Right now, how are people accessing their public cloud resources? They’re simply setting up some kind of gateway to interface between their private environments and public environments, and there’s very little connectivity between those. What we are enabling with NSX is literally that my microsegment environment can now stretch across any dimension. I could, in fact, set up a virtual overlay network at the L2, L3 level where my IP domain is consistent across my public/private cloud environment.

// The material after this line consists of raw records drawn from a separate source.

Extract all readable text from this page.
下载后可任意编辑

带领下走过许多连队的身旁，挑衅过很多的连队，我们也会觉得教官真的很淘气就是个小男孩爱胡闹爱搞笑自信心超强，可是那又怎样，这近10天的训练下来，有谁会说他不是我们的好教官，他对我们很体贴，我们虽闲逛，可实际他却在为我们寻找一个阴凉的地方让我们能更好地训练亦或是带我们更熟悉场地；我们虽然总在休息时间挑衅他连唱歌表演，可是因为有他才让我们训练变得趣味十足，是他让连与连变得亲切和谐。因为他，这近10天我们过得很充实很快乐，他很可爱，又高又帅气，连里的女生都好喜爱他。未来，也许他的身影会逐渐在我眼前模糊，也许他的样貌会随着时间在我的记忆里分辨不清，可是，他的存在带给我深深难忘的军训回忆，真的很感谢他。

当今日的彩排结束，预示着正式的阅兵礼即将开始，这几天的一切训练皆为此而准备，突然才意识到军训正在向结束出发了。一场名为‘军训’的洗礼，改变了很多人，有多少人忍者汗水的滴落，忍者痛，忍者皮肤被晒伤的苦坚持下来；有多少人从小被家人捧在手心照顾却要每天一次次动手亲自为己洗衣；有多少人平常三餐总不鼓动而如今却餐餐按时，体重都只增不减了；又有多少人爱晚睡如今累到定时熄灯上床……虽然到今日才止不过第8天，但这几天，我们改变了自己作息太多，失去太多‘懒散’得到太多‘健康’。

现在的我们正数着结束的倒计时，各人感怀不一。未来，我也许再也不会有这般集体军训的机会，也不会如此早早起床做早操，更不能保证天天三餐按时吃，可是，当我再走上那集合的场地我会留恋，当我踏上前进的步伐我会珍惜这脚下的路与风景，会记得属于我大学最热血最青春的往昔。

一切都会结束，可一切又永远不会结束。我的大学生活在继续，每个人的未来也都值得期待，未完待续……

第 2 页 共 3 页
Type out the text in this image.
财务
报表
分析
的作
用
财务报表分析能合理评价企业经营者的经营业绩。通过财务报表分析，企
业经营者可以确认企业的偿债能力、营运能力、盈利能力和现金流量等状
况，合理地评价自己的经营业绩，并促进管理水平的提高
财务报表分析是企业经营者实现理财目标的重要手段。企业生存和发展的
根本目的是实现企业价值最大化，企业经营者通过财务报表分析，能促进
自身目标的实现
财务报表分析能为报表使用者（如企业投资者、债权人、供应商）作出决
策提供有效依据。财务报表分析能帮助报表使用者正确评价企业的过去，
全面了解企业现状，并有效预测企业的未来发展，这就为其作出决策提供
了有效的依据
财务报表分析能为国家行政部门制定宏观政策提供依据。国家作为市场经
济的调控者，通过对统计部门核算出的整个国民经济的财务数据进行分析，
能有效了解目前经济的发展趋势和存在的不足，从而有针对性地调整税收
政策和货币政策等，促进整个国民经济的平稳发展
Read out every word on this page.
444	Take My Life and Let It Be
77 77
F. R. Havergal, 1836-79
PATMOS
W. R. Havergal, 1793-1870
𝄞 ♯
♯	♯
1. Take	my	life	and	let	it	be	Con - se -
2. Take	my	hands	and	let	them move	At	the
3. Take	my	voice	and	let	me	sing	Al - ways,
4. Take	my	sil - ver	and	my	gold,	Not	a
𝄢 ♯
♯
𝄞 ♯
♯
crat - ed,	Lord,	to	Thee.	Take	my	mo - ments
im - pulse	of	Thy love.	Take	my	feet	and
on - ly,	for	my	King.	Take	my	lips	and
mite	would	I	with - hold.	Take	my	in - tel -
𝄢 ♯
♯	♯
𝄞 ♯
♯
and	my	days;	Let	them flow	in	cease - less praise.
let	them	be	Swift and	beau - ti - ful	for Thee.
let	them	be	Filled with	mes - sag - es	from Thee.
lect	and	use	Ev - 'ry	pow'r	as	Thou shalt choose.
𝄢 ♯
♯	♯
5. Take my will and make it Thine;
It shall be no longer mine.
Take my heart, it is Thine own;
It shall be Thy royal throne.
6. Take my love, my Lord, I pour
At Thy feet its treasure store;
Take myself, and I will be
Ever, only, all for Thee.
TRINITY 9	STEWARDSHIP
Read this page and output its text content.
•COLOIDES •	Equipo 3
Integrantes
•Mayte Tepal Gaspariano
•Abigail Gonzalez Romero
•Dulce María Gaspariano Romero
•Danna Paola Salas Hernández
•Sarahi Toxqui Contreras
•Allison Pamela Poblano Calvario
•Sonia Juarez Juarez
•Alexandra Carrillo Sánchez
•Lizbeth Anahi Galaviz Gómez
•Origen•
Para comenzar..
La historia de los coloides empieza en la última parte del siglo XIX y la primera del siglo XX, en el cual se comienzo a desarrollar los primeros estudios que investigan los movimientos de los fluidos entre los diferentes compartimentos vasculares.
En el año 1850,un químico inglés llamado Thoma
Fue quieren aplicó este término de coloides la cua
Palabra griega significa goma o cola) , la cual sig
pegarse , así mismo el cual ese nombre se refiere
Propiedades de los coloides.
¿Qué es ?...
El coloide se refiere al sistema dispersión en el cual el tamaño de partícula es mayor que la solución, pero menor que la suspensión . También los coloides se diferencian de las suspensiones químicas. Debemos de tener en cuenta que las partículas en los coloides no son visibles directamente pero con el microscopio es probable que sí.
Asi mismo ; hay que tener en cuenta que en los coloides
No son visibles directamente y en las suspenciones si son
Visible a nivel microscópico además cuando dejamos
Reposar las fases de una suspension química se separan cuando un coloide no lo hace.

I can move things around as I choose to across my public cloud environment or from public to private, be firewalled across those environments in a common, software-driven, scalable and resilient fashion and never change any aspect of my development environment that I’m taking advantage of today, which may have private cloud as well as public elements. That’s absolutely game changing. As we’ve engaged with customers about that, it’s like Einstein walking in and describing E equals mc2. It’s like -- Aha. It just changes their perspective of what’s now possible.

CISCO VS. VMWARE

BB: I wanted to ask you about the Cisco and VMware relationship. You mentioned Cisco and the integrations within NSX. Do you view Cisco as a competitor or a partner at this point?

They’re clearly in the coopetition phase where they have the ACI product that they position in the marketplace covering some of the NSX use cases and we’ve clearly said there are aspects of ACI that we’re never going to do. We’re never going to do automated physical fabric management. That’s not our space and we’re never going to do that better than Cisco or the networking vendor would do. There are clearly some places where they would say ACI can do some of the things NSX is doing. But the vast majority of use cases sit above that layer and that’s where we’re finding the great resonance and value to a very broad and growing set of NSX customers.

It’s things like distributed firewalls, application agility, cross-cloud management and connectivity, being able to rebuild a DR [disaster recovery] architecture or a DMZ, taking advantage of this software-driven networking approach. Those are things that are just game changing and absolutely not overlapping with anything that Cisco is doing. They wouldn’t acknowledge the product if they could deliver their own but they’re seeing these use cases from a growing set of their customers. There are these complementary cases and our customers are asking us to support that.

DELL/EMC MERGER

JG: Pat, you mentioned that Michael Dell will be at the event and as that Dell/EMC merger approaches finalization, we want readers to understand exactly what that means for VMware and for them as customers. What does it mean?

Michael is going to stand on stage and he’s going to say: I love the vibrant ecosystem of VMware and I support it. I’m going to grow my business with VMware and I’m committed to go do that with Pat and the VMware team but I hope all of you grow faster than I do. I’m going to continue to support them working with and partnering with this rich ecosystem of vendors, some of which they compete with, some of which they partner with as well. It continues to be reinforcing the independence of VMware, the ecosystem of VMware and the acceleration of VMware. We’ll have, as I said, the VMware Cloud Foundation, they’ll stand up and commit to the support of that and the EMC/Dell product line going forward as one example of that acceleration.